Friday 7 September 2012

They own land! Give them money!

From page 4 of today's City AM:

Under existing rules builders are required to designate a set percentage of every development either for housing associations or available at a reduced price. The coalition says this requirement can be too onerous and will allow developers an opt-out if they can prove that it economically unviable to develop a site.

It is nearly always 'economically viable' to build a house. The developer buys £30,000's worth of concrete, timber and bricks etc and sells the finished house for £80,000-plus. That £50,000 is the normal earned income of the develoepr, architect, bricklayer, carpenter etc. Anything above that is pure, unearned profit, i.e. land value.

Rather bizarrely, on page 24 of the same edition, they explain all this (without suggesting the obvious solution):

Firstly, house prices are nothing to do with [construction] costs. They’re actually about land values. Rising house prices are not bricks and mortar turning to gold, but represent the rising value of land with residential planning permission. In Oxford, a hectare of land for agricultural purposes costs £20,000 compared to £4m for residential use...

As the planning system won’t release enough land over the long term, developers feel protected from land prices falling. This is why the £10bn in loan guarantees for developers building new homes, announced by the government yesterday, showed a disastrous misunderstanding of the system. They mean that, if land prices rise, the developer wins anyway. But, if prices fall, the taxpayer is liable. Not sensible.
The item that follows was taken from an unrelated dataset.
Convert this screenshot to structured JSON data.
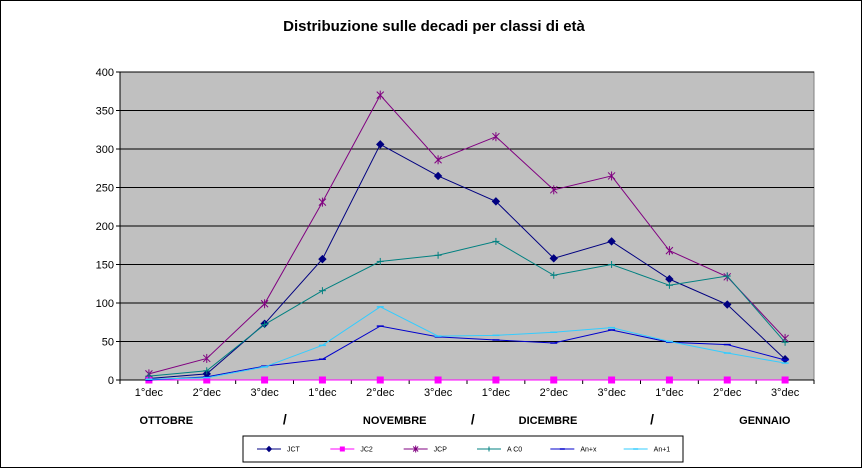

Developers complain that there isn’t enough mortgage finance. But what they really mean is that there isn’t enough mortgage finance available to prop up existing land prices.

3 comments:

Bayard said...

"They mean that, if land prices rise, the developer wins anyway. But, if prices fall, the taxpayer is liable. Not sensible."

unless you are a developer. Looks like money well spent on donations to the Tory party.

James Higham said...

Firstly, house prices are nothing to do with [construction] costs. They’re actually about land values. Rising house prices are not bricks and mortar turning to gold, but represent the rising value of land with residential planning permission.

Yes and what is the point which comes from that?

Mark Wadsworth said...

JH: "what is the point which comes from that?"

Depends which side of the fence you are on, it's either

a) Buy land, it's an easy way to more or less guarantee good profits for absolutely no work.

b) that land values are entirely unearned and we can achieve better outcomes by taxing land values.